‘ZITTI E BUONI’ AL FESTIVAL DELLA MUSICA ITALIANA
Storie di resilienza
È quasi superfluo ribadire la centralità delle risorse artistiche e culturali per la ripresa del Paese che vanta la più preziosa eredità al mondo in termini di storia, memoria e bellezza. Eppure la recente crisi emergenziale ha colto l’Italia impreparata a difendere la sua principale risorsa di energia vitale e a farne strumento di rivalsa rispetto alla mortificazione del ben-essere economico e sociale imposta dalle misure restrittive di contenimento del rischio di contagio.
Ma il mondo dell’arte e della cultura resiste.
In questi giorni, per la prima volta si è assistito a un Festival di Sanremo senza pubblico in presenza. Stesso Teatro. Nuova atmosfera. Un Festival diverso in nome della resilienza e del vuoto.
Si alza il sipario e la scena riflette la dimensione tragicomica di ogni ambito della realtà del momento.

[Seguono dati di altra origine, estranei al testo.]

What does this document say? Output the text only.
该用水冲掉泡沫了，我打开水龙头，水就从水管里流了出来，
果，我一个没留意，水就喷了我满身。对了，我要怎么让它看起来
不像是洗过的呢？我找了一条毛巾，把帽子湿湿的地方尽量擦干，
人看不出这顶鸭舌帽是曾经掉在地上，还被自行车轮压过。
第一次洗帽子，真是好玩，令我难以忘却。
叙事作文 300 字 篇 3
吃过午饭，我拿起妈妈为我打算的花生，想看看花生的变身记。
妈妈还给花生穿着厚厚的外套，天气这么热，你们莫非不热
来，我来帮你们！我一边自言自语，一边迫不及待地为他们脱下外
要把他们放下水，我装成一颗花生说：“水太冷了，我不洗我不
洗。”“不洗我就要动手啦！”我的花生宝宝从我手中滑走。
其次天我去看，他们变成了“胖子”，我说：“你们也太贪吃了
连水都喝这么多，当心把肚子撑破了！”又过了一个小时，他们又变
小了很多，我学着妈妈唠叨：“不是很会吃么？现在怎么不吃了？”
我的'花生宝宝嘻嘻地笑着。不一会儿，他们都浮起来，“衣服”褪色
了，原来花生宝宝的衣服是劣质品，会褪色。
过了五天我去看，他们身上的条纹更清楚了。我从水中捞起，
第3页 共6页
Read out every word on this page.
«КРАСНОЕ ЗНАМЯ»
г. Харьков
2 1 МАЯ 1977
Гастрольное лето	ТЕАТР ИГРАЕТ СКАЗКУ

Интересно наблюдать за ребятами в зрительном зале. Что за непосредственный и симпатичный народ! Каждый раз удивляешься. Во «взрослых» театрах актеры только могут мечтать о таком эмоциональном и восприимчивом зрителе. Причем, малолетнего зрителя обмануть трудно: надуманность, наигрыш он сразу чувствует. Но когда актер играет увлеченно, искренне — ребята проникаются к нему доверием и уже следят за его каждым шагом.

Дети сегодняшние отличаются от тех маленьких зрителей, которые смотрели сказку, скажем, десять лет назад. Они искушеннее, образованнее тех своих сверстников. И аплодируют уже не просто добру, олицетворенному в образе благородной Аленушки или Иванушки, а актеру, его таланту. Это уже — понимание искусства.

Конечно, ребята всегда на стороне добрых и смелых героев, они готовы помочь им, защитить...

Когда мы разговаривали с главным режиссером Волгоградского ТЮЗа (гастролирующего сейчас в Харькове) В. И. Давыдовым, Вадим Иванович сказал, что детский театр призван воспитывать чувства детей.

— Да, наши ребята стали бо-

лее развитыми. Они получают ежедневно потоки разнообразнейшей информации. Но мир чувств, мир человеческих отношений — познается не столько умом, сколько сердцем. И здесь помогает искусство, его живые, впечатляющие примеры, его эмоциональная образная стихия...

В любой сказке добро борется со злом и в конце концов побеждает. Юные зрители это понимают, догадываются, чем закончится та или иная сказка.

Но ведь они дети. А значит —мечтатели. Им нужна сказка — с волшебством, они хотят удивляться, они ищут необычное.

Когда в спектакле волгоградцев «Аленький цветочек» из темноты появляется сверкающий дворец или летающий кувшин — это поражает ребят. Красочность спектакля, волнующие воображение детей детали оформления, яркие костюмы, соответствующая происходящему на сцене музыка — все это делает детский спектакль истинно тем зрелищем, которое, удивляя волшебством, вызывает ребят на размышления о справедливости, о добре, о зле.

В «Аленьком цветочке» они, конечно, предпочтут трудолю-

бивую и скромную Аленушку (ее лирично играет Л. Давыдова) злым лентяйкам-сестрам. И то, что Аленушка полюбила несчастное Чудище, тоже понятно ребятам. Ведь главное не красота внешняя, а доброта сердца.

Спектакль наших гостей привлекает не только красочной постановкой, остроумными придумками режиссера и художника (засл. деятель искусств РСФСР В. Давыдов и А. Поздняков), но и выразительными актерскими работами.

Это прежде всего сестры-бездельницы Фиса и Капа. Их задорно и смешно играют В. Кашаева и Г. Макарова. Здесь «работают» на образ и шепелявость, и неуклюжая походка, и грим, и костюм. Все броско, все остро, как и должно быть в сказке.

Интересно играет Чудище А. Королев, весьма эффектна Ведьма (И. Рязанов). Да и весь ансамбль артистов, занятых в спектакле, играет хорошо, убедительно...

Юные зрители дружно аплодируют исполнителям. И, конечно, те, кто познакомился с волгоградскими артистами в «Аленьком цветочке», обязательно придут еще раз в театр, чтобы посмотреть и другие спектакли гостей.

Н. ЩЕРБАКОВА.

Proprio la difficoltà comune ha reso il Festival ancor più nazional popolare, unendo nella condizione imposta di austerità e facendosi momento di condivisione nelle restrizioni.
Nel silenzio da mancanza di frizzi e lazzi e applausi in diretta, il Festival di Sanremo 2021 ha mostrato maggiore autenticità rispetto al passato, animato dallo sforzo dei presentatori chiamati a un impegno di fantasia e creatività ancora grandi, acrobati in un circo mediatico di salvataggio dell’audience.
Un atto di eroismo, per colmare con successo il vuoto.
Una metafora del nuovo sociale.
E’ stato un salto nel passato della TV in bianco e nero degli anni ’50, ’60, ’70 e ’80, quando coppie di artisti come Tognazzi e Vianello davano lustro all’arte scenica.
Il palcoscenico dell’Ariston ha ospitato i grandi del passato, da Cinguetti a Leali, da Tozzi a Bertè, Zanicchi e Berti. Un Festival di rievocazione, nostalgia e speranza, lo sguardo sempre rivolto all’oggi, al coraggio dello sport e al valore della solidarietà sociale. Responsabile e serio anche il ricordo degli “invisibili” lavoranti del mondo della cultura, della musica, dello spettacolo dal vivo dimenticati dalle istituzioni dal punto di vista socio-economico e resi ancor più precari dalla pandemia. Apprezzati i momenti di ‘giornalismo in paillettes’.
Hanno commosso gli applausi ripresi delle passate edizioni, per non dimenticare il calore umano del pubblico in presenza.
Il Festival di Sanremo ha fatto la sua parte nel ricordate l’importanza del teatro, lasciato ai margini della crisi.
Alle 2,30 del mattino del 7 marzo cala il sipario sul rocambolesco 71° Festival di Sanremo, con la vittoria (tutta anti-tradizione sanremese) della band Maneskin, al loro esordio all’Ariston, con il brano rock arrabbiato ‘Zitti e buoni’, metafora del pubblico fantasma e del vuoto del momento. Quattro ragazzi ventenni romani vincono il più strano Festival di Sanremo della storia. Di certo anche il loro look, sfavillante tra la fluidità seducente che rende trasparente i loro corpi ed i toni duri e cupi del trucco e la veemenza dei loro capelli ribelli, ha manifestato quanto cova nel Paese adesso a causa della pandemia: disperazione e ribellione.